The defendants, appellees, ask for a rehearing only on their complaint that the judge of the district court allowed the plaintiff interest on the $500 from February 10, 1936, until paid, instead of allowing the interest only to the date on which the defendants tendered the $500 — April 23, 1936. The judge of the district court, in the judgment rendered originally, allowed the interest from February 10 to April 23, 1936, but afterwards granted a rehearing and rendered judgment allowing the interest from *Page 318 February 10, 1936 until paid — meaning until the $500 and accrued interest should be paid. The reason for this change in the judgment was that the judge found, on a reconsideration of the case, that the defendants had not left the amount tendered on deposit in the bank, but had withdrawn it. In that respect the judgment is correct.

The plaintiff, appellant, in his petition for a rehearing, makes two complaints: First, he says that the court should have given him a judgment for five or six hundred dollars for the value of certain movables alleged to have been sold by the defendants from the property in contest.

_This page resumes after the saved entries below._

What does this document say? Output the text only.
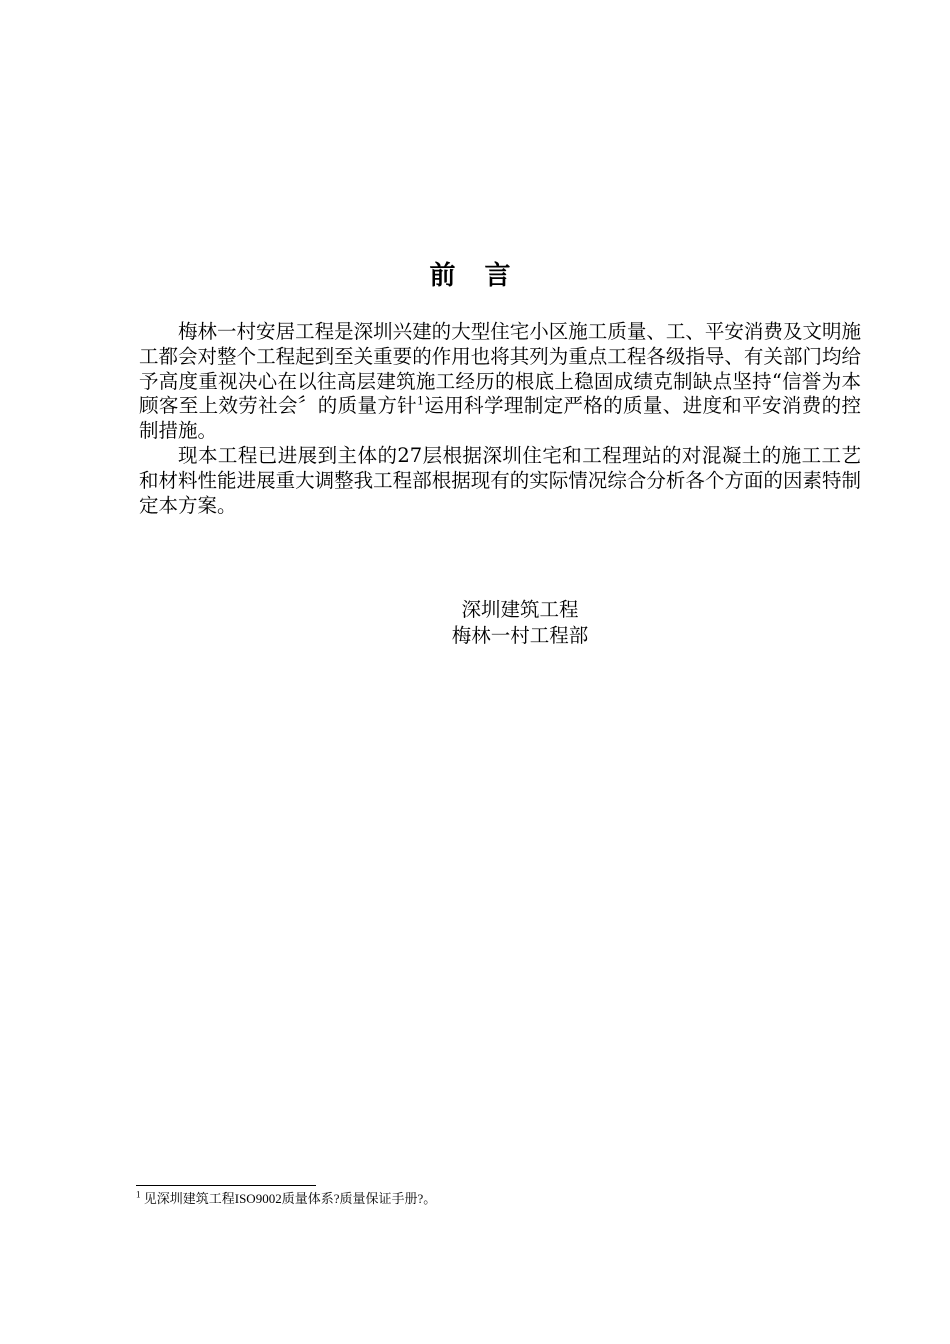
前 言

梅林一村安居工程是深圳兴建的大型住宅小区施工质量、工、平安消费及文明施工都会对整个工程起到至关重要的作用也将其列为重点工程各级指导、有关部门均给予高度重视决心在以往高层建筑施工经历的根底上稳固成绩克制缺点坚持“信誉为本顾客至上效劳社会〞的质量方针$^1$运用科学理制定严格的质量、进度和平安消费的控制措施。

现本工程已进展到主体的27层根据深圳住宅和工程理站的对混凝土的施工工艺和材料性能进展重大调整我工程部根据现有的实际情况综合分析各个方面的因素特制定本方案。

深圳建筑工程
梅林一村工程部
$^1$ 见深圳建筑工程ISO9002质量体系?质量保证手册?。
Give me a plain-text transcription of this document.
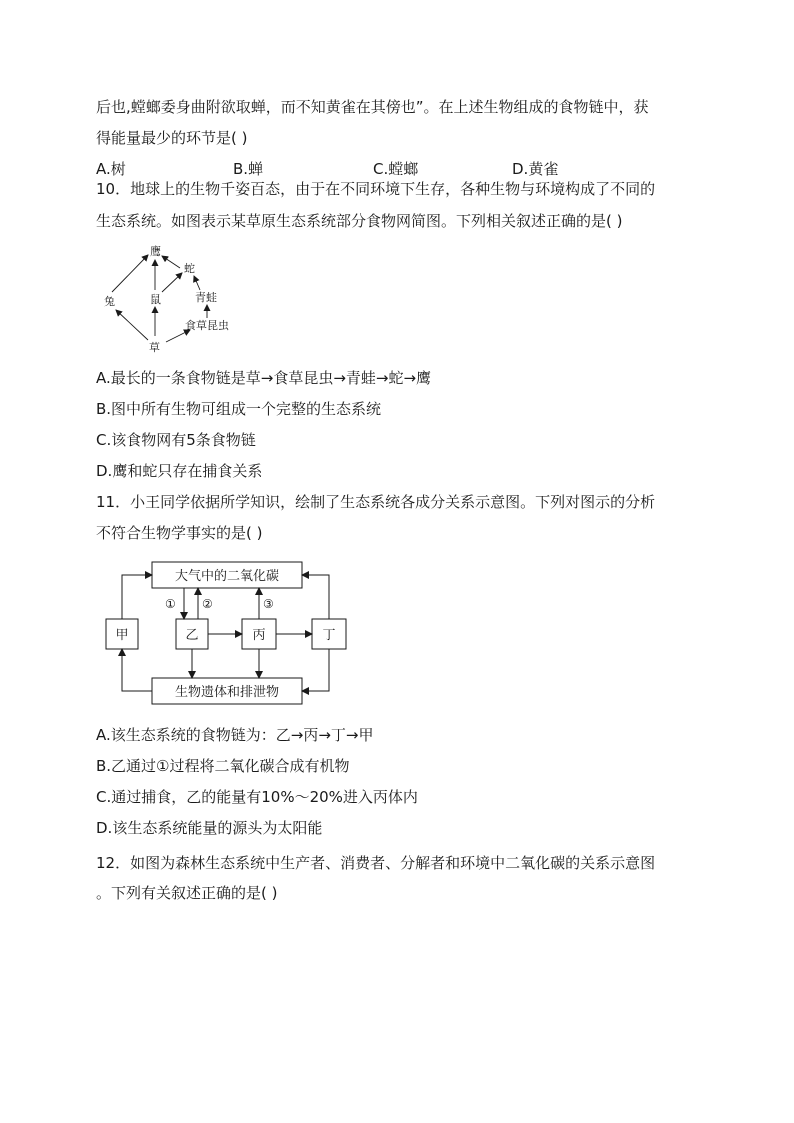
后也,螳螂委身曲附欲取蝉，而不知黄雀在其傍也”。在上述生物组成的食物链中，获
得能量最少的环节是( )
A.树	B.蝉	C.螳螂	D.黄雀
10．地球上的生物千姿百态，由于在不同环境下生存，各种生物与环境构成了不同的
生态系统。如图表示某草原生态系统部分食物网简图。下列相关叙述正确的是( )
鹰
蛇
兔	鼠	青蛙
食草昆虫
草
A.最长的一条食物链是草→食草昆虫→青蛙→蛇→鹰
B.图中所有生物可组成一个完整的生态系统
C.该食物网有5条食物链
D.鹰和蛇只存在捕食关系
11．小王同学依据所学知识，绘制了生态系统各成分关系示意图。下列对图示的分析
不符合生物学事实的是( )
大气中的二氧化碳
甲	乙	丙	丁
生物遗体和排泄物
① ②	③
A.该生态系统的食物链为：乙→丙→丁→甲
B.乙通过①过程将二氧化碳合成有机物
C.通过捕食，乙的能量有10%～20%进入丙体内
D.该生态系统能量的源头为太阳能
12．如图为森林生态系统中生产者、消费者、分解者和环境中二氧化碳的关系示意图
。下列有关叙述正确的是( )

The plaintiff did not pray, in his petition, for a judgment for the price or value of any such movable articles, but alleged merely that the defendants should account to him for the price or value of such articles in the rendering of a statement of the net amount necessary to reimburse them for the amount which the property had cost them at the time when this suit was filed. We disposed of that issue when we said that the judge of the district court had found the account which the defendants rendered to be correct, and that the evidence supported his finding. The second complaint of the plaintiff and appellant is that the tender of $500 which the defendants made, to reimburse the plaintiff for the amount paid to Mrs. Hall, was not a valid tender, because it was coupled with the condition that it should be in full payment and satisfaction of all demands set forth in the plaintiff's petition. The only effect that this tender could have was to save costs for the defendants. We find that, in passing upon the application for a new *Page 319 trial or rehearing in this case, the judge of the district court granted a rehearing on the question relating to the costs. The record does not show how the question of costs was finally decided or whether it has ever been decided. The appeal which the plaintiff took was from the judgment on the other issues in the case.

With this explanation, both applications for a rehearing are denied.